The proteomic profile revealed a total of 623 proteins expressed among the six groups, and 16 proteins with differential degrees of abundance were found in PC other pancreatic diseases (including P-NET, PCLs, and CP). Based on the results of proteomic and bioinformatic analyses, exosomal ALIX was subsequently selected as a novel biomarker for PC detection and validated in another clinical cohort. We noticed that ALIX expression was elevated in PC patients compared with patients with other pancreatic diseases or HC, and it was also closely associated with TNM stage and distant metastasis. Interestingly, the combination of exosomal ALIX and serum CA199 has greater values in differentiating both early late PC (AUC value 0.872) and PC other pancreatic diseases (AUC value 0.910) than either ALIX or CA199 alone.

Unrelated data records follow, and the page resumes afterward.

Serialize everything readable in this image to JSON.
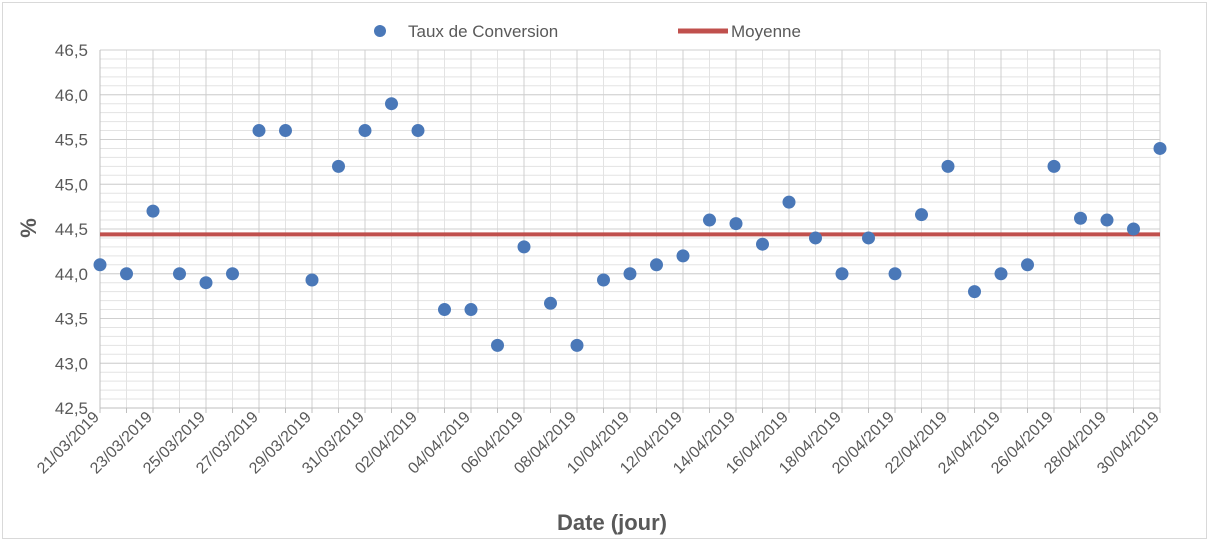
{
  "chart_data": {
    "type": "scatter",
    "title": "",
    "xlabel": "Date (jour)",
    "ylabel": "%",
    "ylim": [
      42.5,
      46.5
    ],
    "yticks": [
      "42,5",
      "43,0",
      "43,5",
      "44,0",
      "44,5",
      "45,0",
      "45,5",
      "46,0",
      "46,5"
    ],
    "x": [
      "21/03/2019",
      "22/03/2019",
      "23/03/2019",
      "24/03/2019",
      "25/03/2019",
      "26/03/2019",
      "27/03/2019",
      "28/03/2019",
      "29/03/2019",
      "30/03/2019",
      "31/03/2019",
      "01/04/2019",
      "02/04/2019",
      "03/04/2019",
      "04/04/2019",
      "05/04/2019",
      "06/04/2019",
      "07/04/2019",
      "08/04/2019",
      "09/04/2019",
      "10/04/2019",
      "11/04/2019",
      "12/04/2019",
      "13/04/2019",
      "14/04/2019",
      "15/04/2019",
      "16/04/2019",
      "17/04/2019",
      "18/04/2019",
      "19/04/2019",
      "20/04/2019",
      "21/04/2019",
      "22/04/2019",
      "23/04/2019",
      "24/04/2019",
      "25/04/2019",
      "26/04/2019",
      "27/04/2019",
      "28/04/2019",
      "29/04/2019",
      "30/04/2019"
    ],
    "xticks": [
      "21/03/2019",
      "23/03/2019",
      "25/03/2019",
      "27/03/2019",
      "29/03/2019",
      "31/03/2019",
      "02/04/2019",
      "04/04/2019",
      "06/04/2019",
      "08/04/2019",
      "10/04/2019",
      "12/04/2019",
      "14/04/2019",
      "16/04/2019",
      "18/04/2019",
      "20/04/2019",
      "22/04/2019",
      "24/04/2019",
      "26/04/2019",
      "28/04/2019",
      "30/04/2019"
    ],
    "series": [
      {
        "name": "Taux de Conversion",
        "kind": "scatter",
        "color": "#4a78b8",
        "values": [
          44.1,
          44.0,
          44.7,
          44.0,
          43.9,
          44.0,
          45.6,
          45.6,
          43.93,
          45.2,
          45.6,
          45.9,
          45.6,
          43.6,
          43.6,
          43.2,
          44.3,
          43.67,
          43.2,
          43.93,
          44.0,
          44.1,
          44.2,
          44.6,
          44.56,
          44.33,
          44.8,
          44.4,
          44.0,
          44.4,
          44.0,
          44.66,
          45.2,
          43.8,
          44.0,
          44.1,
          45.2,
          44.62,
          44.6,
          44.5,
          45.4
        ]
      },
      {
        "name": "Moyenne",
        "kind": "line",
        "color": "#c0504d",
        "value": 44.44
      }
    ],
    "grid": true,
    "legend": "top"
  }
}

In summary, our study demonstrated that based on proteomic profiling, proteins isolated from the plasma-derived exosomes may function as ideal non-invasive biomarkers for the clinical diagnosis of PC. Importantly, exosomal ALIX combined with CA199 has great potentials in detection of PC, especially in distinguishing PC patients at early stages from advanced stages.
胰腺癌(PC)因其隐匿的早期症状和较低的早期检测率,预后较差。外泌体可由多种细胞类型释放,有望成为检测胰腺癌的新型潜在生物标志物。在本研究中,我们探索了不同阶段胰腺癌患者以及其他胰腺疾病患者血浆外泌体的蛋白质组学特征。

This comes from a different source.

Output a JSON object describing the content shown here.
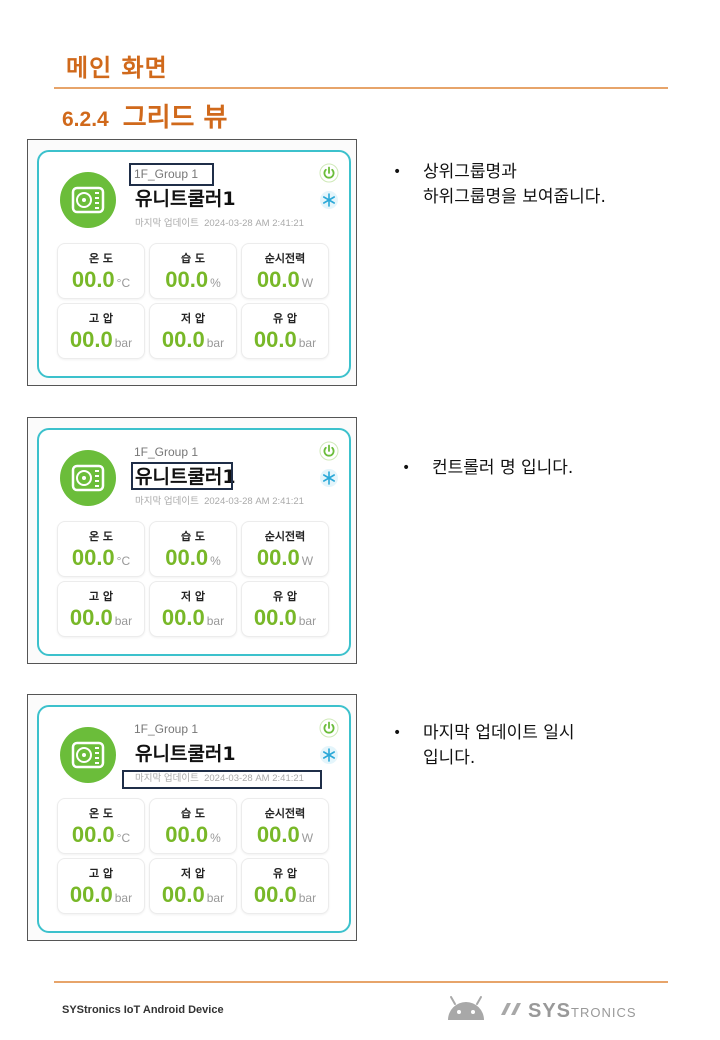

收集了六组患者的血浆样本,包括I/II期胰腺癌患者、III/IV期胰腺癌患者、高分化胰腺神经内分泌肿瘤(P-NET)患者、胰腺囊性病变(PCL)患者、慢性胰腺炎(CP)患者和健康对照者(HC)。通过超速离心法分离血浆来源的外泌体并进行常规鉴定。采用基于相对和绝对定量同位素标记(iTRAQ)的蛋白质组学分析及生物信息学分析来阐明蛋白质的生物学功能。通过酶联免疫吸附测定法在更大规模的患者队列中进一步验证外泌体ALIX的表达。此外,应用受试者工作特征曲线分析来评估ALIX作为新型诊断生物标志物的潜力。
蛋白质组学分析显示,六组样本中共表达了623种蛋白质,在胰腺癌与其他胰腺疾病(包括P-NET、PCL和CP)之间发现了16种丰度差异程度不同的蛋白质。基于蛋白质组学和生物信息学分析结果,随后选择外泌体ALIX作为检测胰腺癌的新型生物标志物,并在另一个临床队列中进行了验证。我们注意到,与其他胰腺疾病患者或健康对照者相比,胰腺癌患者的ALIX表达升高,并且它还与TNM分期和远处转移密切相关。有趣的是,外泌体ALIX与血清CA199联合使用在区分早期和晚期胰腺癌(AUC值为0.872)以及胰腺癌与其他胰腺疾病(AUC值为0.910)方面比单独使用ALIX或CA199具有更高的价值。
总之,我们的研究表明,基于蛋白质组学分析,从血浆来源的外泌体中分离出的蛋白质可能作为胰腺癌临床诊断的理想非侵入性生物标志物。重要的是,外泌体ALIX与CA199联合使用在检测胰腺癌方面具有很大潜力,特别是在区分早期和晚期胰腺癌患者方面。